Le procureur général, pour sa part, relève que le dépôt de plainte, l’ouverture d’une procédure et les personnes visées étaient inconnues des parties. Dès lors, «il apparaît que le Ministère public voulait le maintien du secret» et «qu’il existait un intérêt légitime, privé et public» que la qualité de prévenus des trois conseillers administratifs soit connue uniquement de la direction de la procédure: la violation du secret de fonction est établie.

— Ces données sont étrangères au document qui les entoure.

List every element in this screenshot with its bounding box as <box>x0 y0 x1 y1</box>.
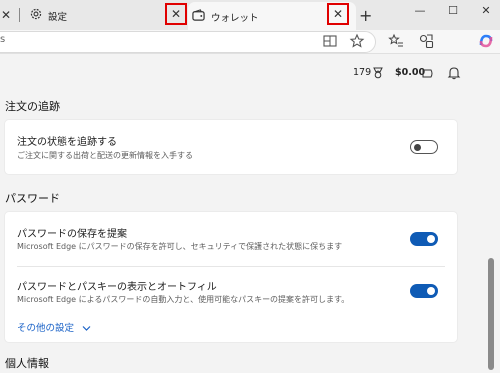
copilot-icon[interactable] <box>478 33 494 49</box>
order-tracking-card: 注文の状態を追跡する ご注文に関する出荷と配送の更新情報を入手する <box>5 120 457 174</box>
more-settings-link[interactable]: その他の設定 <box>17 320 91 334</box>
track-order-status-desc: ご注文に関する出荷と配送の更新情報を入手する <box>17 151 193 160</box>
scrollbar[interactable] <box>488 258 494 370</box>
window-close-button[interactable]: ✕ <box>474 4 498 17</box>
offer-save-password-toggle[interactable] <box>410 232 438 246</box>
personal-info-heading: 個人情報 <box>5 357 49 370</box>
tab-settings[interactable]: ✕ 設定 ✕ <box>0 0 188 30</box>
wallet-balance: $0.00 <box>395 67 426 78</box>
tab-settings-close-button[interactable]: ✕ <box>165 3 187 25</box>
minimize-button[interactable]: — <box>408 4 432 17</box>
offer-save-password-title: パスワードの保存を提案 <box>17 229 127 240</box>
passwords-heading: パスワード <box>5 192 60 205</box>
points-count: 179 <box>353 67 372 78</box>
divider <box>17 266 445 267</box>
tab-wallet-label: ウォレット <box>211 13 259 24</box>
chevron-down-icon <box>82 326 91 331</box>
autofill-passwords-title: パスワードとパスキーの表示とオートフィル <box>17 282 217 293</box>
gear-icon <box>30 8 42 20</box>
tab-strip: ✕ 設定 ✕ ウォレット ✕ + — ☐ ✕ <box>0 0 500 30</box>
split-screen-icon[interactable] <box>322 33 338 49</box>
collections-icon[interactable] <box>418 33 434 49</box>
rewards-icon[interactable] <box>372 67 384 79</box>
address-bar[interactable] <box>0 31 376 53</box>
address-text: s <box>0 34 6 45</box>
wallet-icon <box>192 9 205 21</box>
card-icon[interactable] <box>422 69 434 78</box>
track-order-status-title: 注文の状態を追跡する <box>17 137 117 148</box>
bell-icon[interactable] <box>447 66 461 80</box>
autofill-passwords-desc: Microsoft Edge によるパスワードの自動入力と、使用可能なパスキーの… <box>17 295 350 304</box>
more-settings-label: その他の設定 <box>17 323 75 334</box>
favorites-icon[interactable] <box>388 33 404 49</box>
offer-save-password-desc: Microsoft Edge にパスワードの保存を許可し、セキュリティで保護され… <box>17 242 343 251</box>
maximize-button[interactable]: ☐ <box>441 4 465 17</box>
tab-wallet-close-button[interactable]: ✕ <box>327 3 349 25</box>
order-tracking-heading: 注文の追跡 <box>5 100 60 113</box>
passwords-card: パスワードの保存を提案 Microsoft Edge にパスワードの保存を許可し… <box>5 212 457 342</box>
track-order-toggle[interactable] <box>410 140 438 154</box>
tab-wallet[interactable]: ウォレット ✕ <box>188 2 356 30</box>
tab-separator <box>19 8 20 22</box>
new-tab-button[interactable]: + <box>359 6 372 25</box>
tab-settings-label: 設定 <box>48 12 68 23</box>
tab-settings-close-icon[interactable]: ✕ <box>0 5 12 25</box>
autofill-passwords-toggle[interactable] <box>410 284 438 298</box>
favorite-star-icon[interactable] <box>349 33 365 49</box>
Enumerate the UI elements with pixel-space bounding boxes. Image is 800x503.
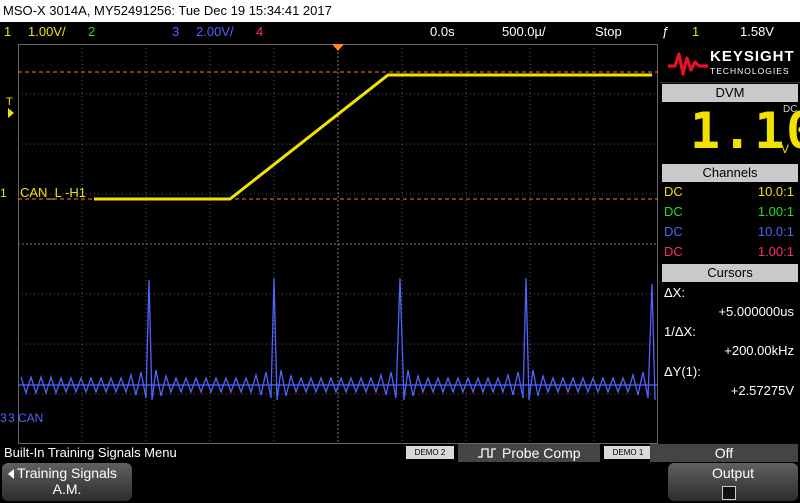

Bisbilles au PLR en toile de fond

Des dissensions au sein de la section locale du PLR constituent la toile de fond de cette affaire. Le parti a exclu de ses rangs une conseillère municipale: il l’accusait d’avoir incité un tiers à publier sur un site satirique un texte diffamant clairement les conseillers administratifs. L’élue l’a toujours contesté, et a déposé plainte. Elle suspecte les membres PLR de l’exécutif d’avoir tiré prétexte de l’épisode pour l’évincer, en raison de divergences de points de vue, notamment en matière d’aménagement et de protection du patrimoine. Elle a finalement retiré sa plainte, refroidie par une procédure qui s’annonçait longue et coûteuse. «J’ai réalisé que bien que ma plainte soit tout à fait fondée, cela allait non seulement me coûter cher mais aussi aux habitants de la commune, a-t-elle dit. «L’exécutif avait tout loisir de poursuivre puisque son avocat est payé très vraisemblablement par l’argent du contribuable.»